Как будто из-за того, что все это имеет для меня значение, а Клэр отказывается делать то, что имеет значение для меня, кляня себя за короткую память, за глупость, за неблагодарность, за то, что веду себя, как зеленый юнец, за то, что безумно и самоубийственно лишаю себя всех перспектив, я чувствую непреодолимое влечение, но не к этой приятной молодой женщине, с которой я только что вступил в многообещающую жизнь, а к маленькому моему товарищу с торчащими зубками, которого я видел в последний раз покидающим мою комнату среди ночи, где-то недалеко от Руана больше десяти лет назад. Тому, кто страстно желал меня самого, к этой потерянной душе, к тому, кто внутренне преодолел барьер допустимого задолго до того, как на это решился я. О, Бригитта, уходи! На этот раз мы в нашей комнате в Венеции, в отеле на узкой улочке Заттери, недалеко от того мостика, где Клэр сегодня утром сфотографировала меня. Я завязываю ей глаза платком и склоняюсь над ничего не видящей девушкой… «Говори мне что-нибудь, все, что хочешь», — шепчет Бригитта, я пытаюсь, и странные приглушенные звуки вырываются из моей груди.
Я испытывал тогда к Бригитте — я никогда не захочу причислить то время к затянувшейся бестолковой юности, — растущее чувство сладострастного подобия… а к Клэр, этой пылкой и любящей моей спасительнице? Злость, разочарование, отвращение. Презрение ко всему, что она делает так безупречно, и обида из-за того, что отказывает мне в малости. Я чувствую, что легко смогу без нее обойтись. Без фотографий. Без листочков. Без учебных планов. Без всего.
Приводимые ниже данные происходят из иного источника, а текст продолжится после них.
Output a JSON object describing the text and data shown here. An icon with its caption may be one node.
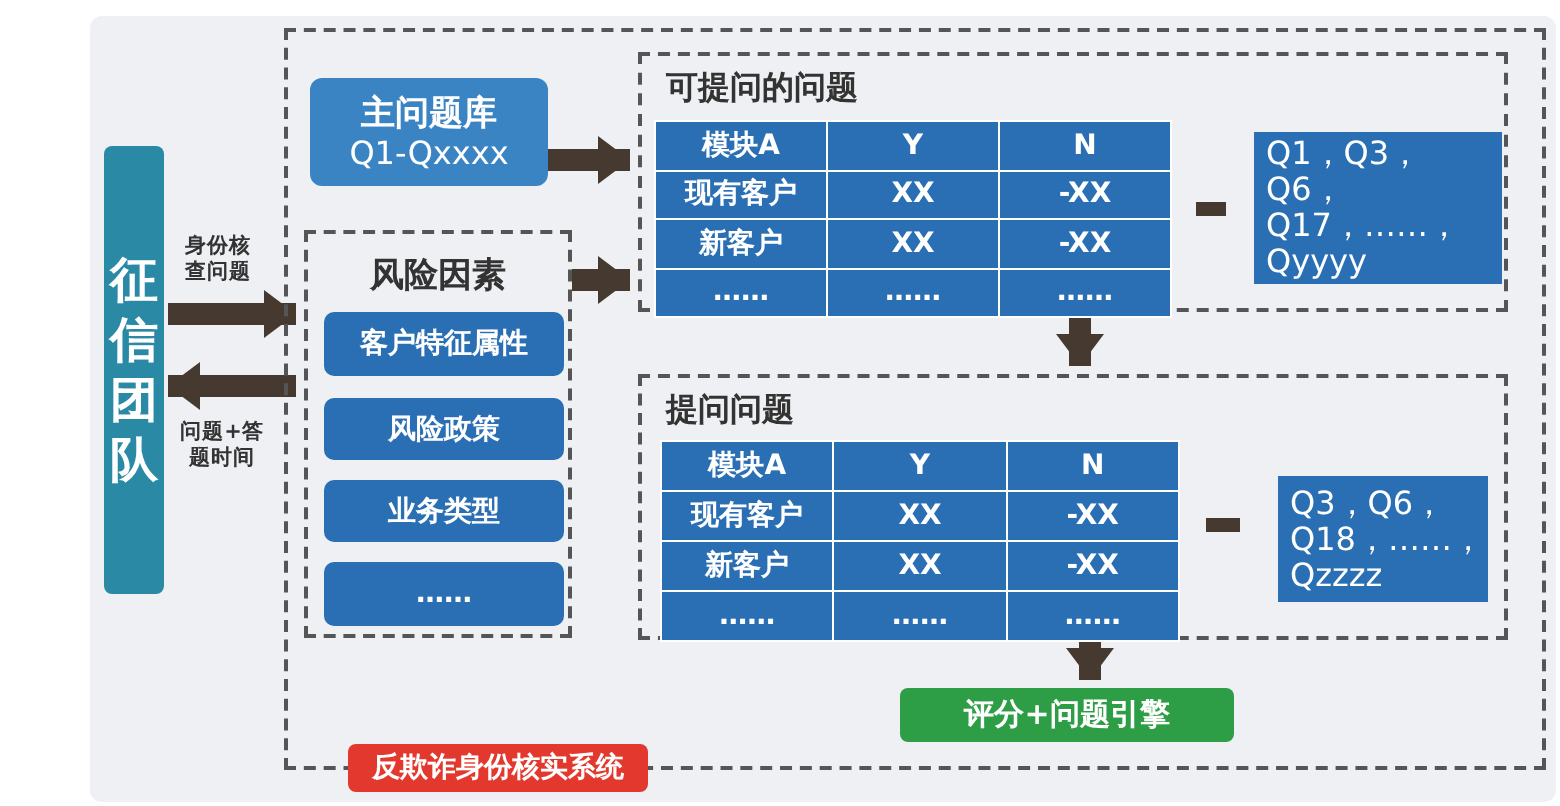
{
  "diagram": {
    "nodes": [
      {
        "text": [
          "征信团队"
        ]
      },
      {
        "text": [
          "反欺诈身份核实系统"
        ]
      },
      {
        "text": [
          "主问题库",
          "Q1-Qxxxx"
        ],
        "in": 1
      },
      {
        "text": [
          "风险因素"
        ],
        "in": 1
      },
      {
        "text": [
          "客户特征属性"
        ],
        "in": 3
      },
      {
        "text": [
          "风险政策"
        ],
        "in": 3
      },
      {
        "text": [
          "业务类型"
        ],
        "in": 3
      },
      {
        "text": [
          "……"
        ],
        "in": 3
      },
      {
        "text": [
          "可提问的问题"
        ],
        "in": 1
      },
      {
        "text": [
          "Q1，Q3，Q6，Q17，……，Qyyyy"
        ],
        "in": 8
      },
      {
        "text": [
          "提问问题"
        ],
        "in": 1
      },
      {
        "text": [
          "Q3，Q6，Q18，……，Qzzzz"
        ],
        "in": 10
      },
      {
        "text": [
          "评分+问题引擎"
        ],
        "in": 1
      }
    ],
    "edges": [
      {
        "from": 0,
        "to": 3,
        "arrow": "to",
        "label": "身份核查问题"
      },
      {
        "from": 3,
        "to": 0,
        "arrow": "to",
        "label": "问题+答题时间"
      },
      {
        "from": 2,
        "to": 8,
        "arrow": "to"
      },
      {
        "from": 3,
        "to": 8,
        "arrow": "to"
      },
      {
        "from": 8,
        "to": 10,
        "arrow": "to"
      },
      {
        "from": 10,
        "to": 12,
        "arrow": "to"
      }
    ],
    "labels": [
      "模块A",
      "Y",
      "N",
      "现有客户",
      "XX",
      "-XX",
      "新客户",
      "XX",
      "-XX",
      "……",
      "……",
      "……",
      "模块A",
      "Y",
      "N",
      "现有客户",
      "XX",
      "-XX",
      "新客户",
      "XX",
      "-XX",
      "……",
      "……",
      "……"
    ]
  }
}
Я подавляю в себе желание вскочить из-за стола и позвонить доктору Клингеру. Я не хочу быть одним из тех истеричных пациентов, которые звонят с другого конца земли. Нет, только не это. Я ем то, что нам подали. К тому времени, как пора заказывать десерт, страстная тоска по Бригитте начинает отступать, как будто живет своей независимой жизнью. И злость исчезает тоже, и на ее место приходит грусть с примесью стыда. Если Клэр и чувствует этот наплыв, а потом отлив моих страданий — а как она может не чувствовать? как еще понимать мое ледяное мрачное молчание? — то делает вид, что не обращает на, это внимания и говорит о своих планах, связанных с учебными программами до тех пор, пока все, что разделяет нас, не исчезает.
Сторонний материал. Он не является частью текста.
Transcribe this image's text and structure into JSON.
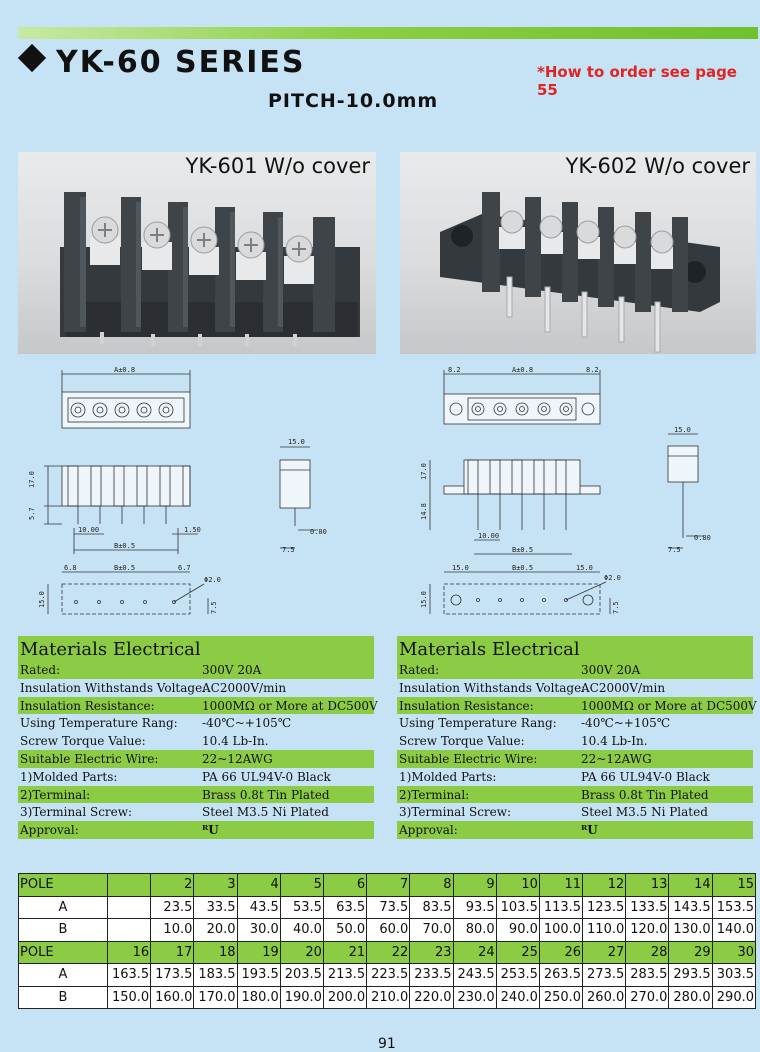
{
  "header": {
    "series_title": "YK-60 SERIES",
    "order_note": "*How to order see page 55",
    "pitch": "PITCH-10.0mm"
  },
  "photos": [
    {
      "title": "YK-601 W/o cover"
    },
    {
      "title": "YK-602 W/o cover"
    }
  ],
  "drawings": {
    "left": {
      "dim_a": "A±0.8",
      "dim_b": "B±0.5",
      "dim_h1": "17.0",
      "dim_h2": "5.7",
      "dim_pitch": "10.00",
      "dim_pin": "1.50",
      "dim_side_w": "15.0",
      "dim_side_t": "0.80",
      "dim_side_p": "7.5",
      "dim_pcb_1": "6.8",
      "dim_pcb_2": "6.7",
      "dim_pcb_h": "15.0",
      "dim_pcb_v": "7.5",
      "dim_hole": "Φ2.0"
    },
    "right": {
      "dim_a": "A±0.8",
      "dim_b": "B±0.5",
      "dim_e1": "8.2",
      "dim_e2": "8.2",
      "dim_h1": "17.0",
      "dim_h2": "14.8",
      "dim_pitch": "10.00",
      "dim_side_w": "15.0",
      "dim_side_t": "0.80",
      "dim_side_p": "7.5",
      "dim_pcb_1": "15.0",
      "dim_pcb_2": "15.0",
      "dim_pcb_h": "15.0",
      "dim_pcb_v": "7.5",
      "dim_hole": "Φ2.0"
    }
  },
  "materials": {
    "heading": "Materials Electrical",
    "rows": [
      {
        "label": "Rated:",
        "value": "300V  20A"
      },
      {
        "label": "Insulation Withstands Voltage:",
        "value": "AC2000V/min"
      },
      {
        "label": "Insulation Resistance:",
        "value": "1000MΩ  or More at DC500V"
      },
      {
        "label": "Using Temperature Rang:",
        "value": "-40℃~+105℃"
      },
      {
        "label": " Screw Torque Value:",
        "value": "10.4 Lb-In."
      },
      {
        "label": "Suitable Electric Wire:",
        "value": "22~12AWG"
      },
      {
        "label": "   1)Molded Parts:",
        "value": "PA 66 UL94V-0 Black"
      },
      {
        "label": "   2)Terminal:",
        "value": "Brass 0.8t Tin Plated"
      },
      {
        "label": "   3)Terminal Screw:",
        "value": "Steel M3.5 Ni Plated"
      },
      {
        "label": "Approval:",
        "value": "ᴿU"
      }
    ]
  },
  "dimension_table": {
    "row_labels": {
      "pole": "POLE",
      "a": "A",
      "b": "B"
    },
    "part1": {
      "poles": [
        "",
        "2",
        "3",
        "4",
        "5",
        "6",
        "7",
        "8",
        "9",
        "10",
        "11",
        "12",
        "13",
        "14",
        "15"
      ],
      "a": [
        "",
        "23.5",
        "33.5",
        "43.5",
        "53.5",
        "63.5",
        "73.5",
        "83.5",
        "93.5",
        "103.5",
        "113.5",
        "123.5",
        "133.5",
        "143.5",
        "153.5"
      ],
      "b": [
        "",
        "10.0",
        "20.0",
        "30.0",
        "40.0",
        "50.0",
        "60.0",
        "70.0",
        "80.0",
        "90.0",
        "100.0",
        "110.0",
        "120.0",
        "130.0",
        "140.0"
      ]
    },
    "part2": {
      "poles": [
        "16",
        "17",
        "18",
        "19",
        "20",
        "21",
        "22",
        "23",
        "24",
        "25",
        "26",
        "27",
        "28",
        "29",
        "30"
      ],
      "a": [
        "163.5",
        "173.5",
        "183.5",
        "193.5",
        "203.5",
        "213.5",
        "223.5",
        "233.5",
        "243.5",
        "253.5",
        "263.5",
        "273.5",
        "283.5",
        "293.5",
        "303.5"
      ],
      "b": [
        "150.0",
        "160.0",
        "170.0",
        "180.0",
        "190.0",
        "200.0",
        "210.0",
        "220.0",
        "230.0",
        "240.0",
        "250.0",
        "260.0",
        "270.0",
        "280.0",
        "290.0"
      ]
    }
  },
  "page_number": "91"
}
Из Венеции мы едем на взятом напрокат автомобиле в Падую полюбоваться на Джотто. Клэр делает новые снимки. Она проявит их, когда мы вернемся домой, и там, сидя со скрещенными ногами на полу — поза спокойствия, сосредоточения, поза очень хорошей девочки — наклеит их в строгом порядке в альбом за этот год. Теперь северная Италия займет свое место в книжном шкафу, в ногах кровати, где хранятся тома фотографий. Теперь северная Италия будет навеки принадлежать ей, вместе со Скенектади, где она родилась и выросла, вместе с Итакой, где она ходила в колледж, и Нью-Йорком, где она живет и работает и недавно влюбилась. И я буду там, в ногах, вместе с ее местами, ее семьей и ее друзьями. Хотя так много времени из ее двадцати пяти лет было омрачено ссорами по пустячным поводам ее вздорных родителей — зачастую эти ссоры подогревались изрядным количеством выпитого скотча, — она посчитала это прошлое достойным того, чтобы его увековечить в памяти, может быть, потому, что ей удалось пройти через его боль и зажить достойно своей собственной жизнью. Как она говорит, ей нечего больше вспомнить из ее прошлого, потому что она росла в то время, когда вокруг падали бомбы и ей приходилось думать только о том, чтобы уцелеть. То, что мистер и миссис Овингтон были скорее врагами, чем друзьями своих детей, еще не значило, что их дочь должна была отказывать себе в нормальных удовольствиях, которые были само собой разумеющимися в нормальных (если такие были) семьях. Как Клэр, так и ее старшая сестра свято соблюдали приятные семейные традиции — обмен фотографиями, подарки, совместные праздники, телефонные звонки, — как будто это они с Оливией были примерными родителями, а их родители — несмышлеными детьми.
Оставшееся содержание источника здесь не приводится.